Vista la gravità del problema il nuovo piano nazionale di Sicurezza Cyber cercherà sia di implementare il coordinamento e l’interazione tra soggetti pubblici, privati e mondo della ricerca sia di accorciare e razionalizzare, rispetto al passato, la ‘catena di comando’ deputata alla gestione delle crisi. Per riuscire in questo obiettivo sarà fondamentale il nuovo ruolo attivo e centrale nell’architettura nazionale di sicurezza cibernetica del Direttore generale del Dipartimento delle Informazioni per la Sicurezza (DIS).
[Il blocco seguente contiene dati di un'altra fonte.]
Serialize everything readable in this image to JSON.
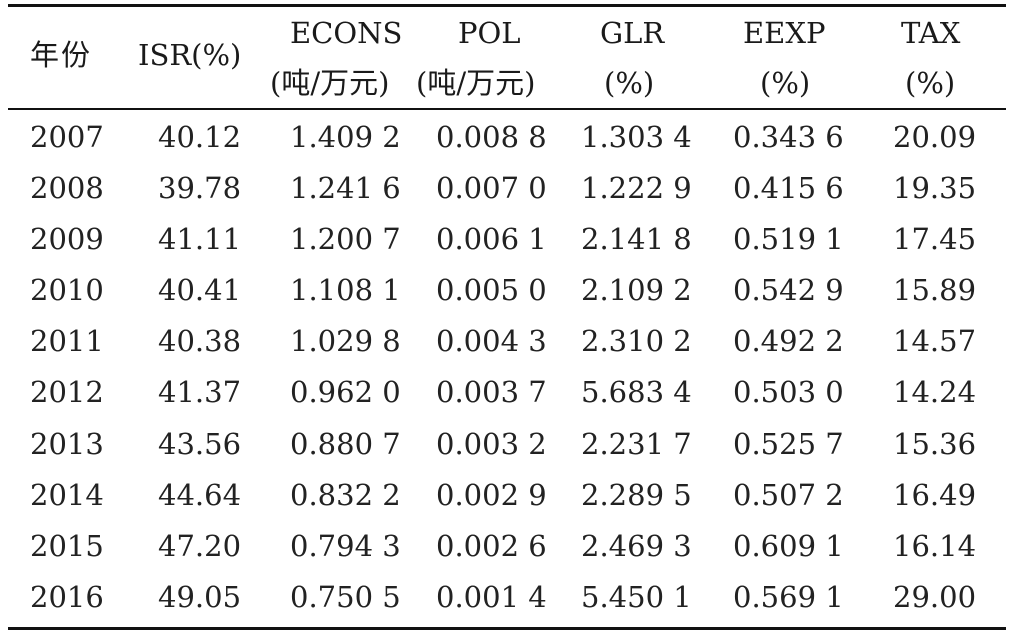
{
  "table": {
    "headers": {
      "year": "年份",
      "isr": "ISR(%)",
      "econs_line1": "ECONS",
      "econs_line2": "(吨/万元)",
      "pol_line1": "POL",
      "pol_line2": "(吨/万元)",
      "glr_line1": "GLR",
      "glr_line2": "(%)",
      "eexp_line1": "EEXP",
      "eexp_line2": "(%)",
      "tax_line1": "TAX",
      "tax_line2": "(%)"
    },
    "rows": [
      {
        "year": "2007",
        "isr": "40.12",
        "econs": "1.409 2",
        "pol": "0.008 8",
        "glr": "1.303 4",
        "eexp": "0.343 6",
        "tax": "20.09"
      },
      {
        "year": "2008",
        "isr": "39.78",
        "econs": "1.241 6",
        "pol": "0.007 0",
        "glr": "1.222 9",
        "eexp": "0.415 6",
        "tax": "19.35"
      },
      {
        "year": "2009",
        "isr": "41.11",
        "econs": "1.200 7",
        "pol": "0.006 1",
        "glr": "2.141 8",
        "eexp": "0.519 1",
        "tax": "17.45"
      },
      {
        "year": "2010",
        "isr": "40.41",
        "econs": "1.108 1",
        "pol": "0.005 0",
        "glr": "2.109 2",
        "eexp": "0.542 9",
        "tax": "15.89"
      },
      {
        "year": "2011",
        "isr": "40.38",
        "econs": "1.029 8",
        "pol": "0.004 3",
        "glr": "2.310 2",
        "eexp": "0.492 2",
        "tax": "14.57"
      },
      {
        "year": "2012",
        "isr": "41.37",
        "econs": "0.962 0",
        "pol": "0.003 7",
        "glr": "5.683 4",
        "eexp": "0.503 0",
        "tax": "14.24"
      },
      {
        "year": "2013",
        "isr": "43.56",
        "econs": "0.880 7",
        "pol": "0.003 2",
        "glr": "2.231 7",
        "eexp": "0.525 7",
        "tax": "15.36"
      },
      {
        "year": "2014",
        "isr": "44.64",
        "econs": "0.832 2",
        "pol": "0.002 9",
        "glr": "2.289 5",
        "eexp": "0.507 2",
        "tax": "16.49"
      },
      {
        "year": "2015",
        "isr": "47.20",
        "econs": "0.794 3",
        "pol": "0.002 6",
        "glr": "2.469 3",
        "eexp": "0.609 1",
        "tax": "16.14"
      },
      {
        "year": "2016",
        "isr": "49.05",
        "econs": "0.750 5",
        "pol": "0.001 4",
        "glr": "5.450 1",
        "eexp": "0.569 1",
        "tax": "29.00"
      }
    ]
  }
}
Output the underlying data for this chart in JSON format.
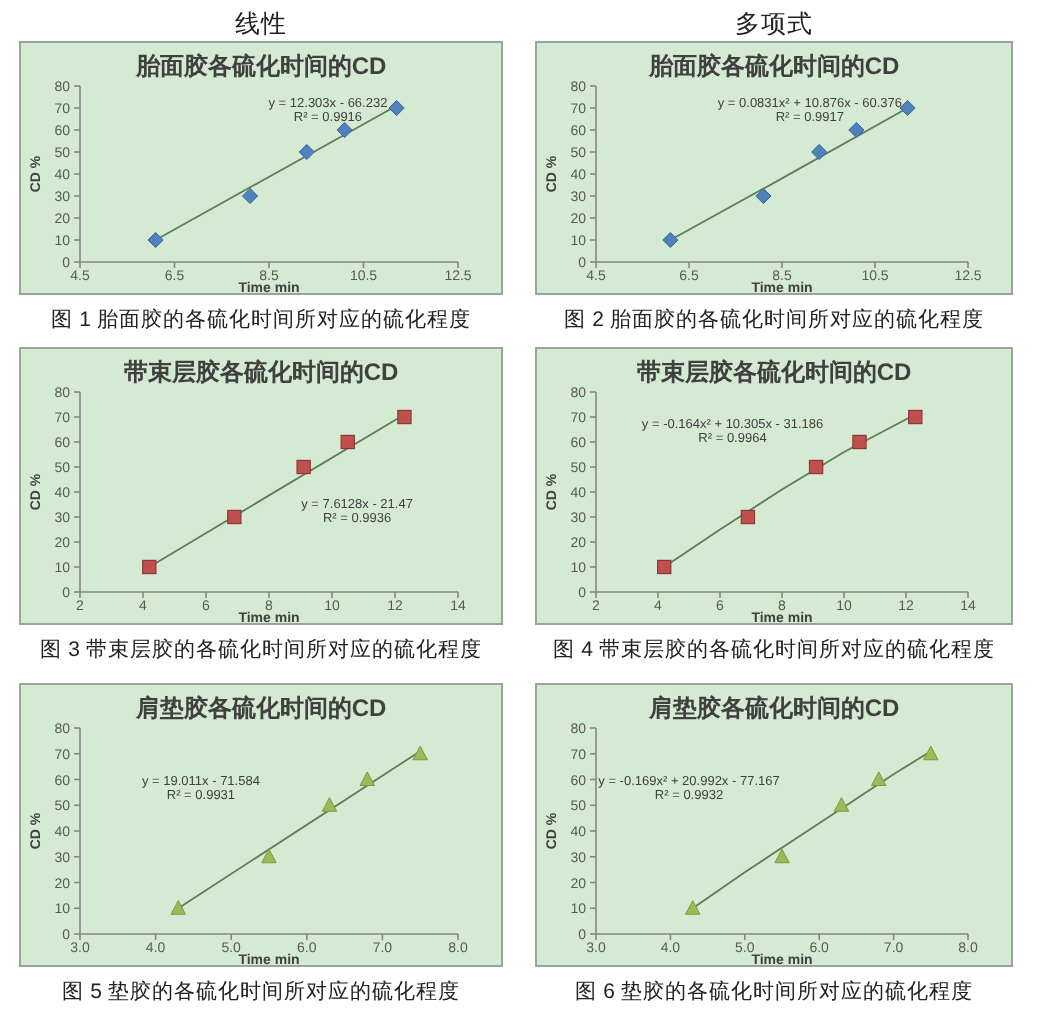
{
  "chart_data": [
    {
      "type": "scatter",
      "title": "胎面胶各硫化时间的CD",
      "xlabel": "Time min",
      "ylabel": "CD %",
      "xlim": [
        4.5,
        12.5
      ],
      "xticks": [
        4.5,
        6.5,
        8.5,
        10.5,
        12.5
      ],
      "ylim": [
        0,
        80
      ],
      "yticks": [
        0,
        10,
        20,
        30,
        40,
        50,
        60,
        70,
        80
      ],
      "series": [
        {
          "color": "#4f81bd",
          "marker": "diamond",
          "x": [
            6.1,
            8.1,
            9.3,
            10.1,
            11.2
          ],
          "values": [
            10,
            30,
            50,
            60,
            70
          ]
        },
        {
          "type": "line",
          "color": "#5e7d54",
          "x": [
            6.1,
            11.2
          ],
          "values": [
            10,
            71
          ]
        }
      ],
      "annotations": [
        "线性",
        "y = 12.303x - 66.232",
        "R² = 0.9916",
        "图 1 胎面胶的各硫化时间所对应的硫化程度"
      ]
    },
    {
      "type": "scatter",
      "title": "胎面胶各硫化时间的CD",
      "xlabel": "Time min",
      "ylabel": "CD %",
      "xlim": [
        4.5,
        12.5
      ],
      "xticks": [
        4.5,
        6.5,
        8.5,
        10.5,
        12.5
      ],
      "ylim": [
        0,
        80
      ],
      "yticks": [
        0,
        10,
        20,
        30,
        40,
        50,
        60,
        70,
        80
      ],
      "series": [
        {
          "color": "#4f81bd",
          "marker": "diamond",
          "x": [
            6.1,
            8.1,
            9.3,
            10.1,
            11.2
          ],
          "values": [
            10,
            30,
            50,
            60,
            70
          ]
        },
        {
          "type": "line",
          "color": "#5e7d54",
          "x": [
            6.1,
            8.5,
            11.2
          ],
          "values": [
            10,
            38,
            70
          ]
        }
      ],
      "annotations": [
        "多项式",
        "y = 0.0831x² + 10.876x - 60.376",
        "R² = 0.9917",
        "图 2 胎面胶的各硫化时间所对应的硫化程度"
      ]
    },
    {
      "type": "scatter",
      "title": "带束层胶各硫化时间的CD",
      "xlabel": "Time min",
      "ylabel": "CD %",
      "xlim": [
        2,
        14
      ],
      "xticks": [
        2,
        4,
        6,
        8,
        10,
        12,
        14
      ],
      "ylim": [
        0,
        80
      ],
      "yticks": [
        0,
        10,
        20,
        30,
        40,
        50,
        60,
        70,
        80
      ],
      "series": [
        {
          "color": "#c0504d",
          "marker": "square",
          "x": [
            4.2,
            6.9,
            9.1,
            10.5,
            12.3
          ],
          "values": [
            10,
            30,
            50,
            60,
            70
          ]
        },
        {
          "type": "line",
          "color": "#5e7d54",
          "x": [
            4.2,
            12.3
          ],
          "values": [
            10,
            71
          ]
        }
      ],
      "annotations": [
        "y = 7.6128x - 21.47",
        "R² = 0.9936",
        "图 3 带束层胶的各硫化时间所对应的硫化程度"
      ]
    },
    {
      "type": "scatter",
      "title": "带束层胶各硫化时间的CD",
      "xlabel": "Time min",
      "ylabel": "CD %",
      "xlim": [
        2,
        14
      ],
      "xticks": [
        2,
        4,
        6,
        8,
        10,
        12,
        14
      ],
      "ylim": [
        0,
        80
      ],
      "yticks": [
        0,
        10,
        20,
        30,
        40,
        50,
        60,
        70,
        80
      ],
      "series": [
        {
          "color": "#c0504d",
          "marker": "square",
          "x": [
            4.2,
            6.9,
            9.1,
            10.5,
            12.3
          ],
          "values": [
            10,
            30,
            50,
            60,
            70
          ]
        },
        {
          "type": "line",
          "color": "#5e7d54",
          "x": [
            4.2,
            6,
            8,
            10,
            12.3
          ],
          "values": [
            10,
            25,
            41,
            56,
            71
          ]
        }
      ],
      "annotations": [
        "y = -0.164x² + 10.305x - 31.186",
        "R² = 0.9964",
        "图 4 带束层胶的各硫化时间所对应的硫化程度"
      ]
    },
    {
      "type": "scatter",
      "title": "肩垫胶各硫化时间的CD",
      "xlabel": "Time min",
      "ylabel": "CD %",
      "xlim": [
        3,
        8
      ],
      "xticks": [
        {
          "value": 3,
          "label": "3.0"
        },
        {
          "value": 4,
          "label": "4.0"
        },
        {
          "value": 5,
          "label": "5.0"
        },
        {
          "value": 6,
          "label": "6.0"
        },
        {
          "value": 7,
          "label": "7.0"
        },
        {
          "value": 8,
          "label": "8.0"
        }
      ],
      "ylim": [
        0,
        80
      ],
      "yticks": [
        0,
        10,
        20,
        30,
        40,
        50,
        60,
        70,
        80
      ],
      "series": [
        {
          "color": "#9bbb59",
          "marker": "triangle",
          "x": [
            4.3,
            5.5,
            6.3,
            6.8,
            7.5
          ],
          "values": [
            10,
            30,
            50,
            60,
            70
          ]
        },
        {
          "type": "line",
          "color": "#5e7d54",
          "x": [
            4.3,
            7.5
          ],
          "values": [
            10,
            71
          ]
        }
      ],
      "annotations": [
        "y = 19.011x - 71.584",
        "R² = 0.9931",
        "图 5 垫胶的各硫化时间所对应的硫化程度"
      ]
    },
    {
      "type": "scatter",
      "title": "肩垫胶各硫化时间的CD",
      "xlabel": "Time min",
      "ylabel": "CD %",
      "xlim": [
        3,
        8
      ],
      "xticks": [
        {
          "value": 3,
          "label": "3.0"
        },
        {
          "value": 4,
          "label": "4.0"
        },
        {
          "value": 5,
          "label": "5.0"
        },
        {
          "value": 6,
          "label": "6.0"
        },
        {
          "value": 7,
          "label": "7.0"
        },
        {
          "value": 8,
          "label": "8.0"
        }
      ],
      "ylim": [
        0,
        80
      ],
      "yticks": [
        0,
        10,
        20,
        30,
        40,
        50,
        60,
        70,
        80
      ],
      "series": [
        {
          "color": "#9bbb59",
          "marker": "triangle",
          "x": [
            4.3,
            5.5,
            6.3,
            6.8,
            7.5
          ],
          "values": [
            10,
            30,
            50,
            60,
            70
          ]
        },
        {
          "type": "line",
          "color": "#5e7d54",
          "x": [
            4.3,
            5,
            6,
            7,
            7.5
          ],
          "values": [
            10,
            24,
            43,
            62,
            71
          ]
        }
      ],
      "annotations": [
        "y = -0.169x² + 20.992x - 77.167",
        "R² = 0.9932",
        "图 6 垫胶的各硫化时间所对应的硫化程度"
      ]
    }
  ]
}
Il Nucleo per la Sicurezza cibernetica, già esistente ma spostato ora sotto il controllo del DIS, invece, sarà una centrale operativa aperta 24 ore su 24 per ricevere gli avvisi di attacchi cyber e per stabilirne, nell’immediato, gravità e dimensioni. Il DIS, vista la sua nuova centralità, si occuperà, inoltre, di gestire i fondi assegnati dal governo per adottare le varie misure inerenti la sicurezza cyber del paese (nel 2016 la cifra stanziata per contrastare la minaccia cyber era stata di 150 milioni di euro). Gli altri obiettivi da perseguire nei prossimi mesi saranno inoltre: il potenziamento delle capacità di difesa delle infrastrutture critiche nazionali e degli attori di rilevanza strategica per il sistema-Paese; il miglioramento delle capacità tecnologiche, operative e di analisi degli attori istituzionali interessati; l’incentivazione della cooperazione tra istituzioni ed imprese nazionali; la promozione e diffusione della cultura della sicurezza cibernetica; il rafforzamento della cooperazione internazionale in materia di sicurezza cibernetica; e il rafforzamento delle capacità di contrasto alle attività e contenuti illegali online.
Basterà tutto questo a bloccare o limitare i futuri attacchi cyber nel nostro paese?